With 2014 drawing to a close, we’ve all become another year older, another year wiser, right?

I’m not so sure. But if so, I suspect the process doesn’t work the way we usually think. If time produces wisdom, it’s not because time allows us to see and experience new things, although it certainly does. It’s often because time gives us the chance to experience the same thing over and over, but from a different point of view each time.

I watch my parents as they laugh with their grandchildren and now great-grandchildren, and am thankful that all of them, the old and the young, have been granted this time in which to know each other. It’s a special thing. The elders are the roots of the family tree, the youngsters its fruit, and seeing one physically connected to the other offers a reassuring sense of completion. That’s life as it ought to be and too often isn’t.

There’s also something unique about the relationship between young and old, in part maybe because they treat time in much the same way. They are more at peace with the passing of time than the rest of us, the young out of ignorance and the old out of knowledge. They just let time happen, while those of us in the harried middle insist that it be put to productive use “doing something.”

On the other hand, it’s also true that time compresses as we age; the passing of a year is an eternity to the young but a flash to the old, much as a dollar is nothing to a millionaire, but to a hungry man it is a fortune. What time teaches most of all is that time itself is the greatest gift.

I look at my own children, now grown, and I appreciate the time that I’ve been given to see them grow into adults and make their own ways in the world. You know as I know that not everybody gets that good luck.

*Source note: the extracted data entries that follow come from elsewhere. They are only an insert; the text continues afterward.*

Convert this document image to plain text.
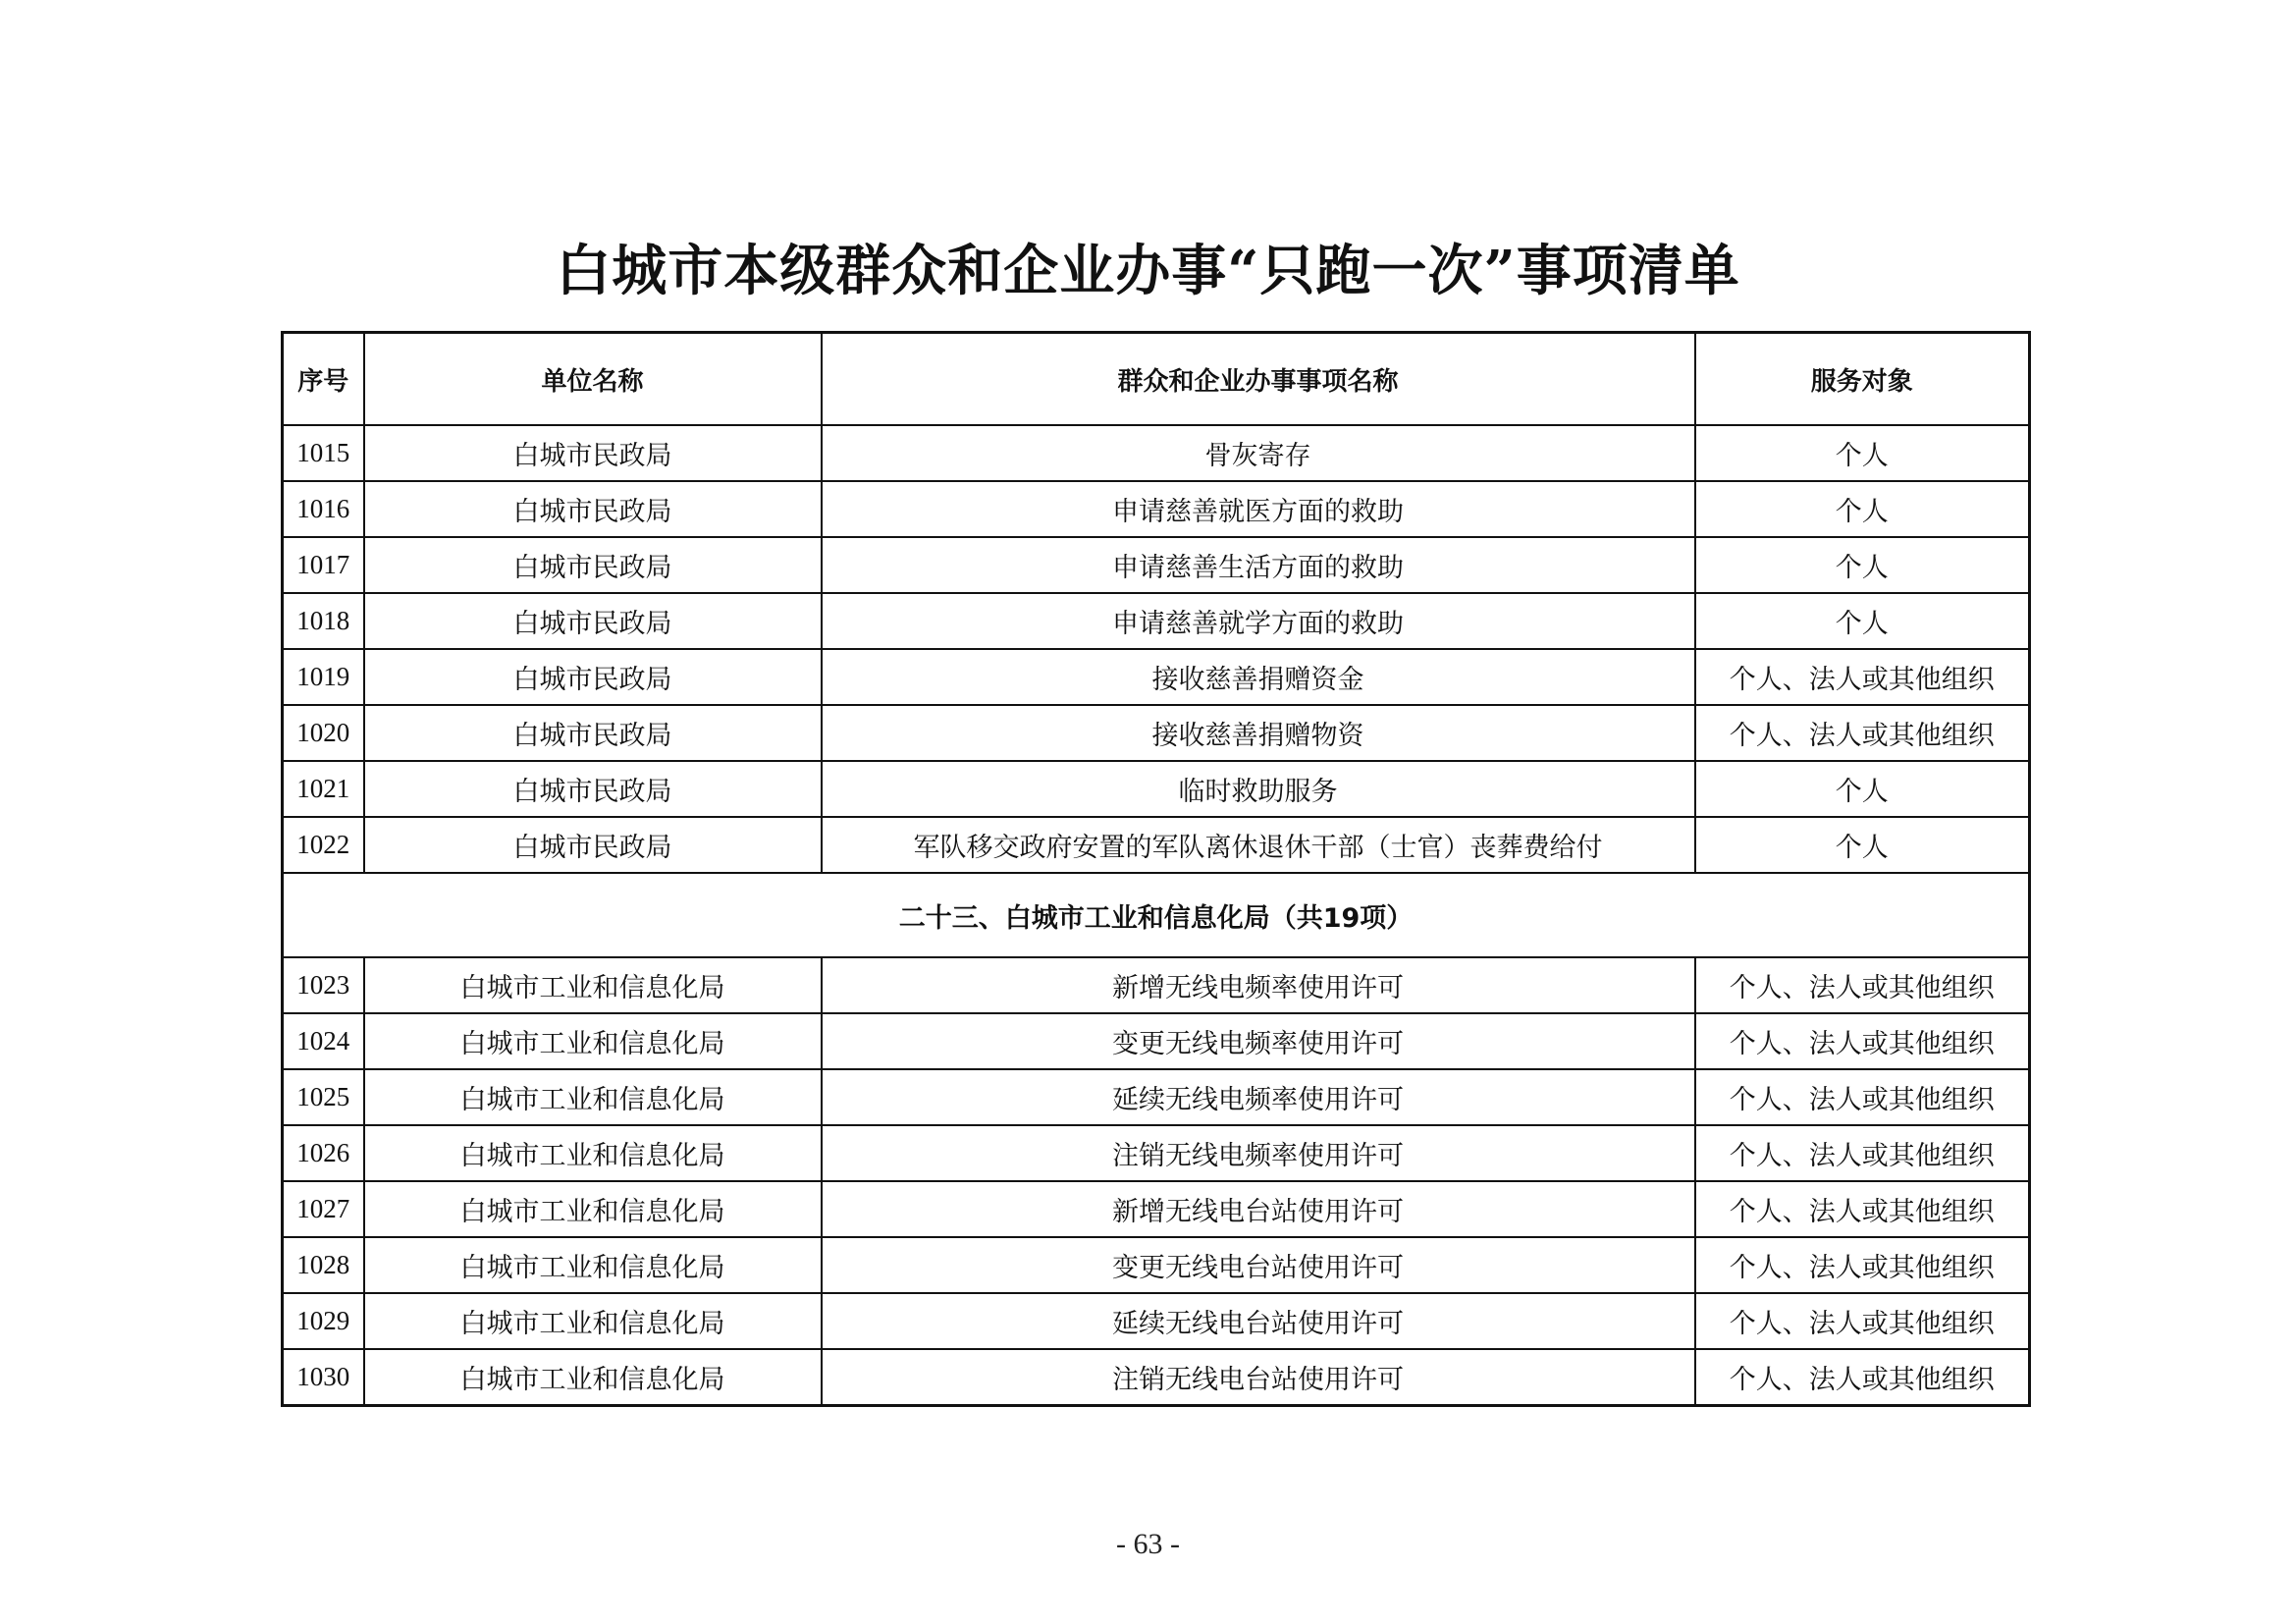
白城市本级群众和企业办事“只跑一次”事项清单
序号	单位名称	群众和企业办事事项名称	服务对象
1015	白城市民政局	骨灰寄存	个人
1016	白城市民政局	申请慈善就医方面的救助	个人
1017	白城市民政局	申请慈善生活方面的救助	个人
1018	白城市民政局	申请慈善就学方面的救助	个人
1019	白城市民政局	接收慈善捐赠资金	个人、法人或其他组织
1020	白城市民政局	接收慈善捐赠物资	个人、法人或其他组织
1021	白城市民政局	临时救助服务	个人
1022	白城市民政局	军队移交政府安置的军队离休退休干部（士官）丧葬费给付	个人
二十三、白城市工业和信息化局（共19项）			
1023	白城市工业和信息化局	新增无线电频率使用许可	个人、法人或其他组织
1024	白城市工业和信息化局	变更无线电频率使用许可	个人、法人或其他组织
1025	白城市工业和信息化局	延续无线电频率使用许可	个人、法人或其他组织
1026	白城市工业和信息化局	注销无线电频率使用许可	个人、法人或其他组织
1027	白城市工业和信息化局	新增无线电台站使用许可	个人、法人或其他组织
1028	白城市工业和信息化局	变更无线电台站使用许可	个人、法人或其他组织
1029	白城市工业和信息化局	延续无线电台站使用许可	个人、法人或其他组织
1030	白城市工业和信息化局	注销无线电台站使用许可	个人、法人或其他组织
- 63 -
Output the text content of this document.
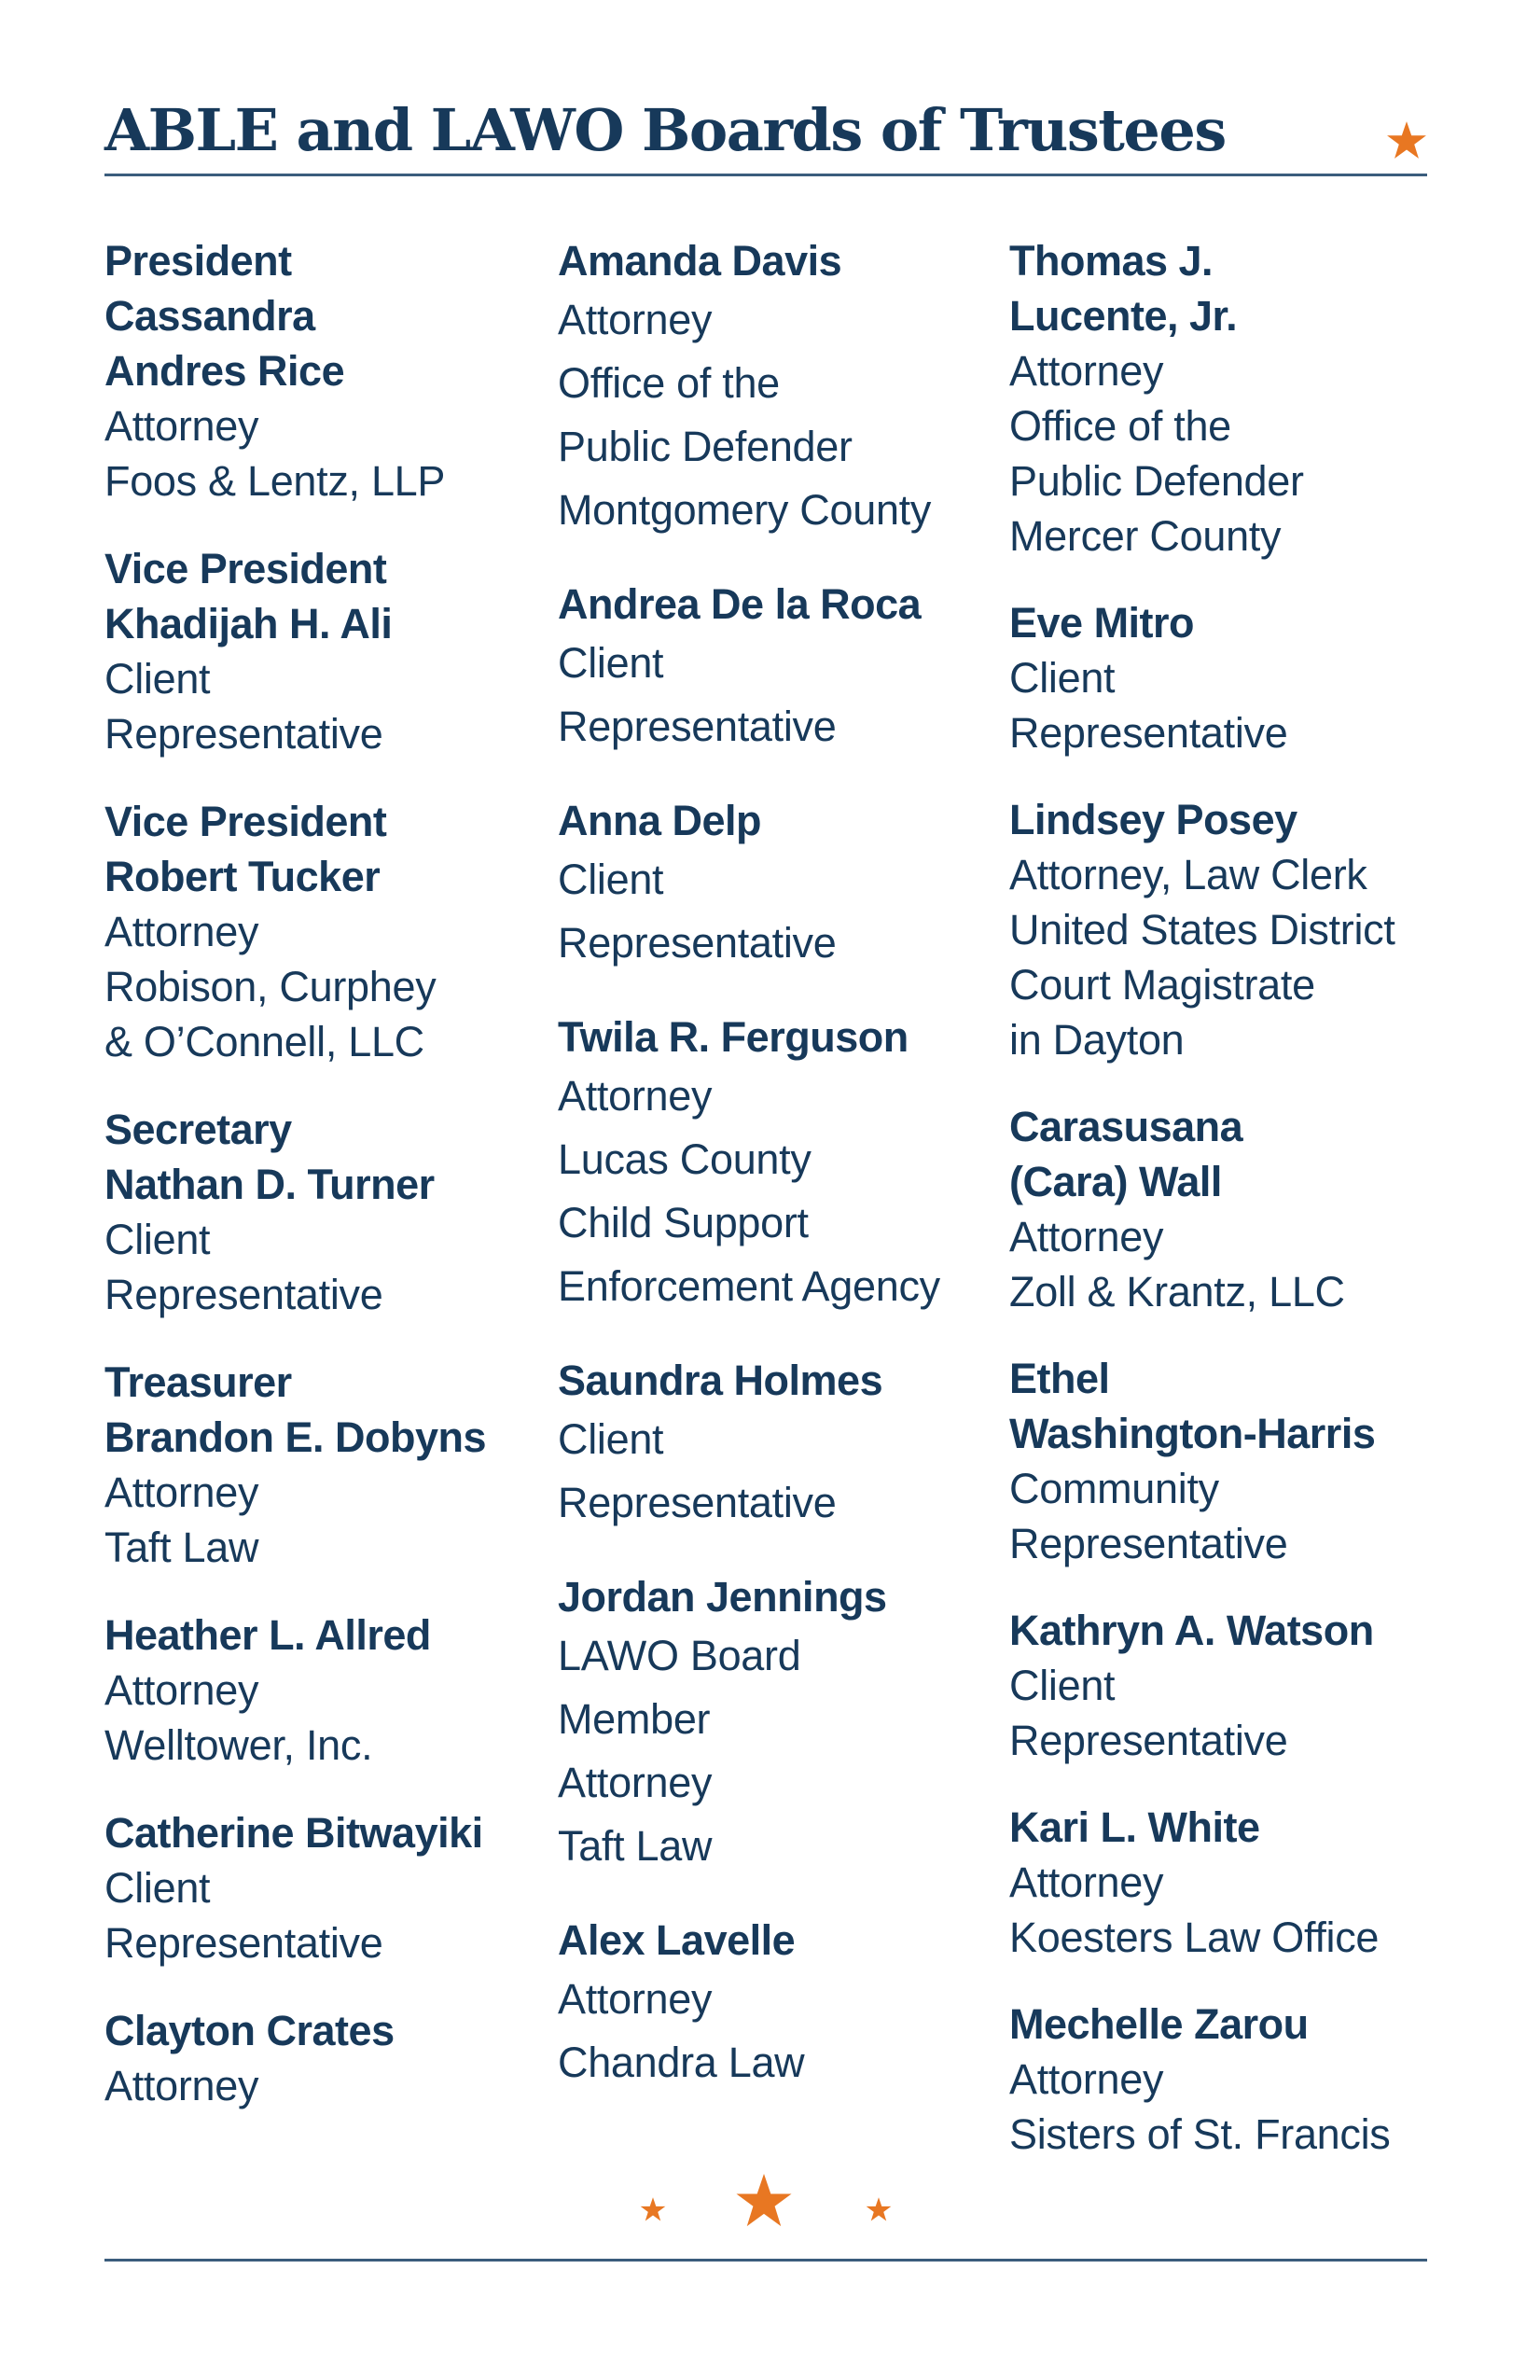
ABLE and LAWO Boards of Trustees
President
Cassandra
Andres Rice
Attorney
Foos & Lentz, LLP
Vice President
Khadijah H. Ali
Client
Representative
Vice President
Robert Tucker
Attorney
Robison, Curphey
& O’Connell, LLC
Secretary
Nathan D. Turner
Client
Representative
Treasurer
Brandon E. Dobyns
Attorney
Taft Law
Heather L. Allred
Attorney
Welltower, Inc.
Catherine Bitwayiki
Client
Representative
Clayton Crates
Attorney
Amanda Davis
Attorney
Office of the
Public Defender
Montgomery County
Andrea De la Roca
Client
Representative
Anna Delp
Client
Representative
Twila R. Ferguson
Attorney
Lucas County
Child Support
Enforcement Agency
Saundra Holmes
Client
Representative
Jordan Jennings
LAWO Board
Member
Attorney
Taft Law
Alex Lavelle
Attorney
Chandra Law
Thomas J.
Lucente, Jr.
Attorney
Office of the
Public Defender
Mercer County
Eve Mitro
Client
Representative
Lindsey Posey
Attorney, Law Clerk
United States District
Court Magistrate
in Dayton
Carasusana
(Cara) Wall
Attorney
Zoll & Krantz, LLC
Ethel
Washington-Harris
Community
Representative
Kathryn A. Watson
Client
Representative
Kari L. White
Attorney
Koesters Law Office
Mechelle Zarou
Attorney
Sisters of St. Francis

The allotment of time is kind to some, cruel to many others, and all for reasons that are completely arbitrary.

But what I appreciate most about the passing of time is that it allows us to shift roles. No feat of imagination can allow a 13-year-old to see the world through the eyes of her 40-year-old mother or those of her 65-year-old grandmother. It’s just not possible. But that same 13-year-old can look at her six-year-old cousin on Christmas morning, and for a few moments, she can again see the world through six-year-old eyes. She can still remember what it was like to believe in Santa Claus, and she might also regret, just a little, the sense of wonder that she lost once that knowledge was gained. She has grown wiser.

Her mother, meanwhile, looks and knows what her daughter still cannot. She knows that at 13, her daughter’s exchange of innocence for wisdom has just begun. In the next few years, the mother will again experience the trauma of adolescence, but this time from an entirely different perspective. Through that process, she will learn a lot about herself and understand a lot more about her own mother as well.

And Grandma? She has seen it all, through the eyes of the six-year -old, the 13-year-old, the 40-year-old and now through those of the family matriarch.

It’s that shifting perspective from which wisdom is distilled. You can’t read about it; it can’t be taught. It is a gift only time can bestow.